O Bruno foi conscientemente planeado, tendo em conta a vontade que nós tínhamos de ter um filho, até apetece dizer que a gravidez da Marinha foi, no fundo, uma ação inconsciente que acabou por nos levar a obter o que desejávamos.
No entanto, a partir do momento que soubemos que a Marinha estava mesmo grávida, o Bruno passou a ser o Desejado, e foi Bruno logo desde o início, se não fosse Bruno, teria sido Rita, mas nós tínhamos a certeza de que seria um rapaz.
Os meses que decorreram até ao nascimento do Bruno foram caracterizados por uma angústia latente. No princípio, quando ainda não tínhamos a certeza se havia ou não gravidez, não soubemos ou não quisemos interpretar os sinais. A Marinha queixava-se de dores lombares, toca a fazer uma radiografia da coluna; a Marinha dizia que tinha dores de estômago, azia e náuseas (tudo fruto da gravidez) toca a fazer uma radiografia do estômago e duodeno. O raio X terá afetado o desenvolvimento do bebé? Esta era a pergunta que nós não fazíamos em voz alta, mas que estava sempre presente.
Tudo sucedeu tão depressa que a adaptação é difícil. Sempre habituado a ser filho, de repente vou ser promovido a pai. Não sei se me percebem. Não é parecido com nada que tenhamos feito antes. É uma pessoa, um ser humano, que fala, que come, que corre, que pensa. É um conjunto de células vivas, de tecidos, de órgãos, devidamente estruturados, organizados em forma de ser humano. E és tu que o transportas. És tu que o trazes acondicionado, isolado das águas sujas e do ar negro do mundo, escondido dos monstros uivantes e dos bichos tentaculares. Não podia encontrar melhor refúgio, o pimpolho…

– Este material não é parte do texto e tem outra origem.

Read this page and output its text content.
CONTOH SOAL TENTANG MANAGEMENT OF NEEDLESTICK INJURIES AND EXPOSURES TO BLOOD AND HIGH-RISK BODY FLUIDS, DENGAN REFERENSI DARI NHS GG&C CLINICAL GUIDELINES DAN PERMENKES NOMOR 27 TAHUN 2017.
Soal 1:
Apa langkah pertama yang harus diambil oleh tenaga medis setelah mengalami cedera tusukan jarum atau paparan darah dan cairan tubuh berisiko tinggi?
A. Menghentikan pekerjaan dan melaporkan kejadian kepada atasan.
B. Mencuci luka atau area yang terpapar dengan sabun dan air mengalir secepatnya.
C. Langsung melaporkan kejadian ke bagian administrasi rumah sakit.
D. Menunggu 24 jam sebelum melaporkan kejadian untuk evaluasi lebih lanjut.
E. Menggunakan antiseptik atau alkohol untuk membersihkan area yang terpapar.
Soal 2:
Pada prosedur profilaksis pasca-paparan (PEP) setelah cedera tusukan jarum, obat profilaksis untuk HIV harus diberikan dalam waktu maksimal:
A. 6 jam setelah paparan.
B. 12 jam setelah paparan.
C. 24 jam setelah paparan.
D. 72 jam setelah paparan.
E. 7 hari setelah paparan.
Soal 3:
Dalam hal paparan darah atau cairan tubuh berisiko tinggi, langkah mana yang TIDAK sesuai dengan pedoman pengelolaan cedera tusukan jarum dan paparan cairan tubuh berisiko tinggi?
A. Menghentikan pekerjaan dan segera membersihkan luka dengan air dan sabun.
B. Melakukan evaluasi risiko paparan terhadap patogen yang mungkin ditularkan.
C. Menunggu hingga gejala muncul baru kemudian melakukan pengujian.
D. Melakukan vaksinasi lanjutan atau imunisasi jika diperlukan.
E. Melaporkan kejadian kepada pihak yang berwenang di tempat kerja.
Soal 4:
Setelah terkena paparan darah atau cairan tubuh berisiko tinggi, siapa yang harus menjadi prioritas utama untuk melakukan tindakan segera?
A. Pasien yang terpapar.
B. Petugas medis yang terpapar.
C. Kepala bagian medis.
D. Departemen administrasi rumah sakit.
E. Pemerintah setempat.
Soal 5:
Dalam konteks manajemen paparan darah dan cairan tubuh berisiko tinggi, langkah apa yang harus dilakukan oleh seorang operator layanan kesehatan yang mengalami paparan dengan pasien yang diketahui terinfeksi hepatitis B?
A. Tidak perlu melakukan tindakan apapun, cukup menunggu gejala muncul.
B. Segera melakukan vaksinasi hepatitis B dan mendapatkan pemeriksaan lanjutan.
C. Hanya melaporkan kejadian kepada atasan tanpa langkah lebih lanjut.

E depois vem a parte pior, a parte em que o futuro pai, com a mania que é detentor da verdade, pensa já na maneira de moldar o filho à sua imagem e semelhança:
E já pensamos nas respostas às suas perguntas curiosas, e nos divertimentos essencialmente culturais que lhe vamos proporcionar: vamos dar-lhe a conhecer os grandes compositores, os grandes pintores, os grandes escritores, os grandes arquitetos, enfim dar-lhe cultura geral. Vamos tentar afastá-lo da televisão e de tudo que aliena as crianças, Mas tudo isso sem ser à força, com palavras corretas e gestos amigos.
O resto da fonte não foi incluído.